A big change in Polish politics - but is it the end of the Kaczynski era?
Last weekend's snap parliamentary election in Poland has brought about far-reaching changes in the country's political scene. "Out" is the conservative government of Jaroslaw Kaczynski, whose Law and Justice Party suffered a crushing defeat. "In" is the liberal Civic Platform. But, as you will hear in this report from Polish Radio's Michal Kubicki, this does not mark the end of the Kaczynski era in Polish politics.
"We know full well that you imposed a great duty on us, first of all a duty to bring about reconciliation among Poles. I'd like to thank also those who voted for our opponents. We'll do our best to make Poland a good place to live for you too.."
During the election campaign, Tusk spoke of cutting red tape and lowering taxes, promising an 'economic miracle, modeled on Ireland'. Outgoing prime- minister Jaroslaw Kaczynski referred to this in his address after the announcement of the election results.
"I wish Donald Tusk success and I congratulate him on his victory. But we shall be looking very closely whether his election promises are being fulfilled."
Voter turnout of over 54 percent was the highest since the collapse of communism in 1989. The higher turnout was particularly evident among young voters, a fact which according to political analyst Robert Strybel, contributed tangibly to the success of the Civic Platform.
"For the first time, so many young people voted. In 2005 they said they were not interested in politics and they didn't vote. This time they did and since Tusk's party has adopted a kind of pro-youth position this is what happened."
In Warsaw, thanks to these young voters the Civic Platform scored a landslide victory
"I'm really happy. I hope something will change now. I think the economy will be better."
"We're expecting they will focus on real changes."
"The advantage of the liberals in the Parliament is so big that over the next few years it's possible to make crucial changes in the economy and infrastructure. It's the most important thing now."

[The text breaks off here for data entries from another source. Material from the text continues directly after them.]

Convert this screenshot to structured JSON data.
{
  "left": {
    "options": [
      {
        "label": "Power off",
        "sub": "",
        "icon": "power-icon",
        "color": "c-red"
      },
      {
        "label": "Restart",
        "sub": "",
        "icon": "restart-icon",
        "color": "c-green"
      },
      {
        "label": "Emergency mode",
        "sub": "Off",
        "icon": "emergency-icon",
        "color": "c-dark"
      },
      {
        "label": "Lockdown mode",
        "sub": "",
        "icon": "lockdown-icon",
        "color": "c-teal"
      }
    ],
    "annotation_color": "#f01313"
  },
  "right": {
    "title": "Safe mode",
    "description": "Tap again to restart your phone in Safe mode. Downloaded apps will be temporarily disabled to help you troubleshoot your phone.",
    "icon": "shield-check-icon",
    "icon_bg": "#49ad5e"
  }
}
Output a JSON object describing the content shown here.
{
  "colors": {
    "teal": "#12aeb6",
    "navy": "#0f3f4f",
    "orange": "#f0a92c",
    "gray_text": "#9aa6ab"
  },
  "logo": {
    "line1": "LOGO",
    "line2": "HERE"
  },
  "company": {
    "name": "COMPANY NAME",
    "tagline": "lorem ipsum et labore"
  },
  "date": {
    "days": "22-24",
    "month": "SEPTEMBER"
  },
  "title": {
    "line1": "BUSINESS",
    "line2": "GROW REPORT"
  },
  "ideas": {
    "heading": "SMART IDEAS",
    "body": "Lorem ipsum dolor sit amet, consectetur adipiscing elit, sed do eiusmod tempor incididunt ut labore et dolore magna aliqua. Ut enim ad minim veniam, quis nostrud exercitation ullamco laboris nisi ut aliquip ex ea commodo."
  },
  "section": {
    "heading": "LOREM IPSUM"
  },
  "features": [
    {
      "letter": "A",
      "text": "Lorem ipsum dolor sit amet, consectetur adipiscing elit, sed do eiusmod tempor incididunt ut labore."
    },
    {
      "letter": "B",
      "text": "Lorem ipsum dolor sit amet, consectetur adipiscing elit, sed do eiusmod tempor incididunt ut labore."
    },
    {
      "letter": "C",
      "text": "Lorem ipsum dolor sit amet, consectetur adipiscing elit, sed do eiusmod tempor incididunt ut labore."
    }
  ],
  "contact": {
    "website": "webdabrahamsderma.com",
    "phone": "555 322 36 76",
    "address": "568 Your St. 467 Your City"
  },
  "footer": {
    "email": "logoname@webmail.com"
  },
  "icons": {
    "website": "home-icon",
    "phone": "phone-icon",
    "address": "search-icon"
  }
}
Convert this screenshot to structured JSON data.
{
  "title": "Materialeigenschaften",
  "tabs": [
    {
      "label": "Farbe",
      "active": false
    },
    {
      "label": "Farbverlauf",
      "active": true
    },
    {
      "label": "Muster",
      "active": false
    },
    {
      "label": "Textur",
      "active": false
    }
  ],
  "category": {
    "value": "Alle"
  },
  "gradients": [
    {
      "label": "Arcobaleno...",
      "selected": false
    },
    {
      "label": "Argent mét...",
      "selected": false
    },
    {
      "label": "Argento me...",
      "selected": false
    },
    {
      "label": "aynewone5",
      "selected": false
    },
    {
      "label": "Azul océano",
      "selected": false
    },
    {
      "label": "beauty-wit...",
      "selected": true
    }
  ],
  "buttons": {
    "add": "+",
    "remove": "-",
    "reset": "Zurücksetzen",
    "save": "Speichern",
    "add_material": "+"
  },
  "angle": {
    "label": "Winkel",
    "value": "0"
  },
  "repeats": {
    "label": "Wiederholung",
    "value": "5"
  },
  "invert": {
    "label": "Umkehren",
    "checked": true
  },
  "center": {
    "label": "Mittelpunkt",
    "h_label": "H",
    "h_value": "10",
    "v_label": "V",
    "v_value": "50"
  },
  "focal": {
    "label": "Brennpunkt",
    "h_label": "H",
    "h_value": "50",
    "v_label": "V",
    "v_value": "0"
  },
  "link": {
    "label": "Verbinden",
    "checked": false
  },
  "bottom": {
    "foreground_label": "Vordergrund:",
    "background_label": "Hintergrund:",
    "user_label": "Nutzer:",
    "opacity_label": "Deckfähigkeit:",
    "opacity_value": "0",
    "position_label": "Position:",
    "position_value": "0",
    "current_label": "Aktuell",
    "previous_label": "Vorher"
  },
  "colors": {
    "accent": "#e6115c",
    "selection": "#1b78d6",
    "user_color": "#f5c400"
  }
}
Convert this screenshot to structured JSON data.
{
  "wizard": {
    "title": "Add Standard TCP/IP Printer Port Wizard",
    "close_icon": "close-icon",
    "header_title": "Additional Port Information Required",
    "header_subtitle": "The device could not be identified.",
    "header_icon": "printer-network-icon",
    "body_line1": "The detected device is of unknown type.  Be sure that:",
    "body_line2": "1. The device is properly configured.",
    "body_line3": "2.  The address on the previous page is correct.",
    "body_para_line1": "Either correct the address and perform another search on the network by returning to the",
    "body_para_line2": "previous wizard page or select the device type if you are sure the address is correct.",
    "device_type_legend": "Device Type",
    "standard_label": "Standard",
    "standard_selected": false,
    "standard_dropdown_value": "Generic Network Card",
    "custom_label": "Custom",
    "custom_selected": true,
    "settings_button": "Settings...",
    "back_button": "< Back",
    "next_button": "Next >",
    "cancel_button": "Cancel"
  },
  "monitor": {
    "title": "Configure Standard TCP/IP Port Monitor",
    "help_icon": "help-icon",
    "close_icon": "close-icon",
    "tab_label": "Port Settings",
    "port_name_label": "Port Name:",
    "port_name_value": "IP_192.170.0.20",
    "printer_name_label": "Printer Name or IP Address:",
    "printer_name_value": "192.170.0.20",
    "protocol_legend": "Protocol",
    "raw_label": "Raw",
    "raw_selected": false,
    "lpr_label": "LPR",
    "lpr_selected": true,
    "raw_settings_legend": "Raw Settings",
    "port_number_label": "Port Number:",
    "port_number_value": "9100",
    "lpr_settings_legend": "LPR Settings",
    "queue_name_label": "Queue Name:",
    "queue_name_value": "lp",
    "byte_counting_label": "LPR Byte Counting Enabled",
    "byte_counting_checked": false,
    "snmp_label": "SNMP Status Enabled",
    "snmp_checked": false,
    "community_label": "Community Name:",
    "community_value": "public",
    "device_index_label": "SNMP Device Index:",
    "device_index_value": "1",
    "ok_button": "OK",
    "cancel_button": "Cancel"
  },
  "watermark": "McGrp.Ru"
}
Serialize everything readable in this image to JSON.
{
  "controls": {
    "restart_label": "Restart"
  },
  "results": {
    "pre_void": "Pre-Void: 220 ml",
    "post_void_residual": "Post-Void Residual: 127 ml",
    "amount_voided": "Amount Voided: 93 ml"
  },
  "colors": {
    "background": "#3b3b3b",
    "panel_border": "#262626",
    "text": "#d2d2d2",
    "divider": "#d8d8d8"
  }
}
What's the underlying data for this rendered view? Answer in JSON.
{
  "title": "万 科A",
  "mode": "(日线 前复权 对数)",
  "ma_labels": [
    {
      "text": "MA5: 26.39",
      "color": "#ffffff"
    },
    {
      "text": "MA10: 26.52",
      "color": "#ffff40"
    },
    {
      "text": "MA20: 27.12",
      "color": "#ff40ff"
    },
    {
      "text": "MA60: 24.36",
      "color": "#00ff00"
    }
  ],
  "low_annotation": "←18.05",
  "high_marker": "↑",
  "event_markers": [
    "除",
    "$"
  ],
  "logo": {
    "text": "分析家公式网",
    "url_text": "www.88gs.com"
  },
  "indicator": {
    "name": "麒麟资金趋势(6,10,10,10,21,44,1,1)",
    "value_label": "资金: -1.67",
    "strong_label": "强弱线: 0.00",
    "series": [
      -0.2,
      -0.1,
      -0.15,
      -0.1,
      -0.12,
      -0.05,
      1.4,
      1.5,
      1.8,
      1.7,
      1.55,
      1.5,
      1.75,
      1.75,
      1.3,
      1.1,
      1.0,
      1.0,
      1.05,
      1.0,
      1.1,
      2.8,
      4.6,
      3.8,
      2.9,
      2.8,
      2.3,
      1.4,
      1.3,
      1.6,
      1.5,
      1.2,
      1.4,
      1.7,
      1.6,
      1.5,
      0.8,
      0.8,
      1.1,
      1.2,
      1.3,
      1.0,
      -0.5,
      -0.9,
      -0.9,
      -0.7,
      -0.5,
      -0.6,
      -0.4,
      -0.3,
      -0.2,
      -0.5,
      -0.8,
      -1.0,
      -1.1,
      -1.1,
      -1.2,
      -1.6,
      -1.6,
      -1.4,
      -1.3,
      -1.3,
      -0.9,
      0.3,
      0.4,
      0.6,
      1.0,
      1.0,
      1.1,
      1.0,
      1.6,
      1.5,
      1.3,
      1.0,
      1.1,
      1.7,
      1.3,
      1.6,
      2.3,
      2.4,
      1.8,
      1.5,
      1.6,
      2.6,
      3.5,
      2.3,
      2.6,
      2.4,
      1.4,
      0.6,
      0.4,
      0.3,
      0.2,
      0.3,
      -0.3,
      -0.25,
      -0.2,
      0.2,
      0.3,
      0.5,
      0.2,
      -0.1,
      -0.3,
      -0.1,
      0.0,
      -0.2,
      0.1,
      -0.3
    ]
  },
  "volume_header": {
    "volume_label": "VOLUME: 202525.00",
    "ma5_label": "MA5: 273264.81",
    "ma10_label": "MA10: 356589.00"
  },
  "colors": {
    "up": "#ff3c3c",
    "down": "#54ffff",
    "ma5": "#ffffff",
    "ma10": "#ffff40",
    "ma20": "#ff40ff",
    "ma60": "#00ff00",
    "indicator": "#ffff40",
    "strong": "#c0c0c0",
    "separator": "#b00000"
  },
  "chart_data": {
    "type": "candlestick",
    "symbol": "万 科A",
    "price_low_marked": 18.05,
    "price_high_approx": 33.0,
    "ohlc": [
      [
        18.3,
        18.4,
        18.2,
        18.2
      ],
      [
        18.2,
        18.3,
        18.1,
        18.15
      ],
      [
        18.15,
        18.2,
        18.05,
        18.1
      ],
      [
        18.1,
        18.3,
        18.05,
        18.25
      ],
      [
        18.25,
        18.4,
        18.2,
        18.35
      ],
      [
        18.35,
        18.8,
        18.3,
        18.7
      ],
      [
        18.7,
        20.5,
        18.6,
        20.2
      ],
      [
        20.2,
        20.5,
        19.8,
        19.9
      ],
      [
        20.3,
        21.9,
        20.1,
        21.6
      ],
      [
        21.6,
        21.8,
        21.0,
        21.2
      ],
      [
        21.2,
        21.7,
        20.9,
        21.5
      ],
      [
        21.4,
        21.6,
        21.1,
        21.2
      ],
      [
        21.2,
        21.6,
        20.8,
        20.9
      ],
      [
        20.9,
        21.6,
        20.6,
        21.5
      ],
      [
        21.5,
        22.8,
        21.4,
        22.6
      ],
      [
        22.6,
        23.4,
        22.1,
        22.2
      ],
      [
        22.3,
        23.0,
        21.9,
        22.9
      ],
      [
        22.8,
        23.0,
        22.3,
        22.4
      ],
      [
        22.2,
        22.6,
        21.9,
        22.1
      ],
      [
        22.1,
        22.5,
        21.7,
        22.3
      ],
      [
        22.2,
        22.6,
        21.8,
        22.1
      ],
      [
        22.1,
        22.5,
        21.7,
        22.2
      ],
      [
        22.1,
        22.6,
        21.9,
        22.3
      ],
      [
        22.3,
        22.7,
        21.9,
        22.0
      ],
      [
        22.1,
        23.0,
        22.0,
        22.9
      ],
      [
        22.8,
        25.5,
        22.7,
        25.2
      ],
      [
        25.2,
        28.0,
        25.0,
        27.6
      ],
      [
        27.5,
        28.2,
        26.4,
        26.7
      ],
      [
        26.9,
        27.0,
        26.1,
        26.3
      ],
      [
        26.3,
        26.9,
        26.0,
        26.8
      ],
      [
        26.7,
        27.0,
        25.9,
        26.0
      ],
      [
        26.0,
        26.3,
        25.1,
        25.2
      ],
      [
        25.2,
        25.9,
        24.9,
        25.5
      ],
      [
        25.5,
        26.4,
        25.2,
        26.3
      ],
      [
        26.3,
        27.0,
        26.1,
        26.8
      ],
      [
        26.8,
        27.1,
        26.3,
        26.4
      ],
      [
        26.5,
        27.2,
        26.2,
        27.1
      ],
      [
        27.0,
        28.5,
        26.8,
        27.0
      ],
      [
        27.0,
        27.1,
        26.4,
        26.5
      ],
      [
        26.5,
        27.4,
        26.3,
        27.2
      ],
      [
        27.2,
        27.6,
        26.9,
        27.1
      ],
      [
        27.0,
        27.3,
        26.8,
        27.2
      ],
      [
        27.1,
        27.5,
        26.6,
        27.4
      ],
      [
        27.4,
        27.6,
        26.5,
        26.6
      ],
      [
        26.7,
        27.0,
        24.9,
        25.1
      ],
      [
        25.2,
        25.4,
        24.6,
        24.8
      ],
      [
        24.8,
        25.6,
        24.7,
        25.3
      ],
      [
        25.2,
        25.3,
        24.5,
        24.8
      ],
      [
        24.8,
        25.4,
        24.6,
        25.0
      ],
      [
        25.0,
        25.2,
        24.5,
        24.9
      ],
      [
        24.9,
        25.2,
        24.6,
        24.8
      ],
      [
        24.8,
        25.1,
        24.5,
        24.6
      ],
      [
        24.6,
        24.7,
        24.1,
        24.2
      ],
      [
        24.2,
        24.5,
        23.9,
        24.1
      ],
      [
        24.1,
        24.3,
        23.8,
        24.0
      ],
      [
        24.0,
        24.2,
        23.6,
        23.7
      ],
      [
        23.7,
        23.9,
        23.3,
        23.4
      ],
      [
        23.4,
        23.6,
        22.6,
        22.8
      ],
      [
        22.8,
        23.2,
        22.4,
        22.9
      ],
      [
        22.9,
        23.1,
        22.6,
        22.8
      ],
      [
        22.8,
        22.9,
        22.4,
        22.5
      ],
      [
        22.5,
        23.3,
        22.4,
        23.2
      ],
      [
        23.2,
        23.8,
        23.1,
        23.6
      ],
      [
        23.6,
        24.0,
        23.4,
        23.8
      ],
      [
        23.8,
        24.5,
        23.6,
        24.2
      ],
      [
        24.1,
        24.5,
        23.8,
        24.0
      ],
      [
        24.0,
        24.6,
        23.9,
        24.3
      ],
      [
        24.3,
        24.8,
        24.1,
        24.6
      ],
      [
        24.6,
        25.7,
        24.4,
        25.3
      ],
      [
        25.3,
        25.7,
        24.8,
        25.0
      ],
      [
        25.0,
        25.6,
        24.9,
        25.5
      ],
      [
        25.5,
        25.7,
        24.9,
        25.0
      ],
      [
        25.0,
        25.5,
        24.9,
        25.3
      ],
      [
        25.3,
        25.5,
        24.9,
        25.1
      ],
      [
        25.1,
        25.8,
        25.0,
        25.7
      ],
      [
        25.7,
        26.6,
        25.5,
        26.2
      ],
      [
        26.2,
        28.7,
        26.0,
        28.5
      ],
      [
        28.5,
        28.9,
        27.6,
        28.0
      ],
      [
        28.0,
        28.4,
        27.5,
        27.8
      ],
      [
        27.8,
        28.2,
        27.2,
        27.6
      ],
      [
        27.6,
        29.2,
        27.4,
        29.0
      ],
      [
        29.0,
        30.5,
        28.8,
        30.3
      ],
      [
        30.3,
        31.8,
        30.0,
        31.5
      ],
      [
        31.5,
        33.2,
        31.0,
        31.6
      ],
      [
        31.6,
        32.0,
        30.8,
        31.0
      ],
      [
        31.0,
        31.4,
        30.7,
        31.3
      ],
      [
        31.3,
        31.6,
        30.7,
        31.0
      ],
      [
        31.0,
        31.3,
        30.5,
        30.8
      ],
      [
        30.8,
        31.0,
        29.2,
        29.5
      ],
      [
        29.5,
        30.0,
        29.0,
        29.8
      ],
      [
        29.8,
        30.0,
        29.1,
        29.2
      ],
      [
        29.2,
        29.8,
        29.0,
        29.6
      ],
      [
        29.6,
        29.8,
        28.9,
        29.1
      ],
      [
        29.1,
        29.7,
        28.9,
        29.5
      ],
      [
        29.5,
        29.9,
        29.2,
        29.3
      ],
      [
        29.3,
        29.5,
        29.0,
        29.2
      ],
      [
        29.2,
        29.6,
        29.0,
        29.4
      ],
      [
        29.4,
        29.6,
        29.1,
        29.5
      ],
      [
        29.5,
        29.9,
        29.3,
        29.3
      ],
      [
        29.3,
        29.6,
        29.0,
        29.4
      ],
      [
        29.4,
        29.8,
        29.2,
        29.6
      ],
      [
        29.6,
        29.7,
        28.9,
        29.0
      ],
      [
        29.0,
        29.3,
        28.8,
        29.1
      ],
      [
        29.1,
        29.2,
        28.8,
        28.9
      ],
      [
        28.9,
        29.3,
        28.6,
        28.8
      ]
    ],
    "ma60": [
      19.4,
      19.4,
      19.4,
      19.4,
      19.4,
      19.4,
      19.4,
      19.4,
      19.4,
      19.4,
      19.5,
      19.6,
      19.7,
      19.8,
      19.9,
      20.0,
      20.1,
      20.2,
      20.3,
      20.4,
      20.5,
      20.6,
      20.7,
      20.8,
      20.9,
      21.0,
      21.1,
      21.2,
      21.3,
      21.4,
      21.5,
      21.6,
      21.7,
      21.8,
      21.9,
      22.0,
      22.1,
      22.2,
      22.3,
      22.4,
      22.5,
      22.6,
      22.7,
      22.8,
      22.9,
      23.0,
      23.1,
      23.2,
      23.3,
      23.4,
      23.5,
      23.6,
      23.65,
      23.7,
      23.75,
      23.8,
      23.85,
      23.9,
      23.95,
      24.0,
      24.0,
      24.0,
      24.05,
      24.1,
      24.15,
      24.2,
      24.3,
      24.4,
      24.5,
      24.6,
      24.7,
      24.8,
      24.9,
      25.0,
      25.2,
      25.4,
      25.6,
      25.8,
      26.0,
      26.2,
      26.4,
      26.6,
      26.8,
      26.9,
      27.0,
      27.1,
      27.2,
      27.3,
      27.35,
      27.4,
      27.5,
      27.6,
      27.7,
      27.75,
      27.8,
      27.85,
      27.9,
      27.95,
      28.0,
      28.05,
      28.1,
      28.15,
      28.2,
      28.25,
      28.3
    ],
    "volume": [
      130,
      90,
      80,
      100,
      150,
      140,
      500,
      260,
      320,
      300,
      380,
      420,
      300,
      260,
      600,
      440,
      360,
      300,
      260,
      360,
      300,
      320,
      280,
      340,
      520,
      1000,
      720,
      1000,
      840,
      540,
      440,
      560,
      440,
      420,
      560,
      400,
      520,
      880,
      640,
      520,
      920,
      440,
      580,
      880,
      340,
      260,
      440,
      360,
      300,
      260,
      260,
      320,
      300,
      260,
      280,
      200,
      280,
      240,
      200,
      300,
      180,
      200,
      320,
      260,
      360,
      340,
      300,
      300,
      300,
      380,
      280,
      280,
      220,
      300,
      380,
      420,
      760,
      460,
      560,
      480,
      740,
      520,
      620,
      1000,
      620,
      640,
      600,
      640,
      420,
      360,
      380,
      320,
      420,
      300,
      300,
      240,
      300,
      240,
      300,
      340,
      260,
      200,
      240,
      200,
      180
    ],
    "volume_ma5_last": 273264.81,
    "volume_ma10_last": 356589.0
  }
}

What sort of government can we expect from the Civic Platform? According to Marek Magierowski of the Rzeczpospolita daily, changes will be particularly evident in the domestic policies.
"They would be more focused on the free market, on fighting bureaucracy, on financial reform and on our road to the euro."
"I think the Civic Platform realizes that it's very hard to return from the road the Law and Justice Party had chosen two years ago. The Civic Platform would be defending our interests in the European Union, maybe it's not as nationalistic a party as Law and Justice but I think the German government should not be expecting any dramatic change in the Polish foreign policy."
Despite its victory, the Civic Platform is twenty two parliamentary seats short of being able to form a majority government. A coalition with the Polish Peasant Party, the smallest of the four parties in the parliament, is the most probable scenario. President Lech Kaczynski, the brother of the outgoing prime minister, will be a key element in the parliamentary puzzle and the shape of his 'cohabitation' with a future coalition will be crucial for Poland's political stability. With Jaroslaw Kaczynski heading the biggest opposition party and his brother in the presidential palace for another three years, this is not the end of the Kaczynski era.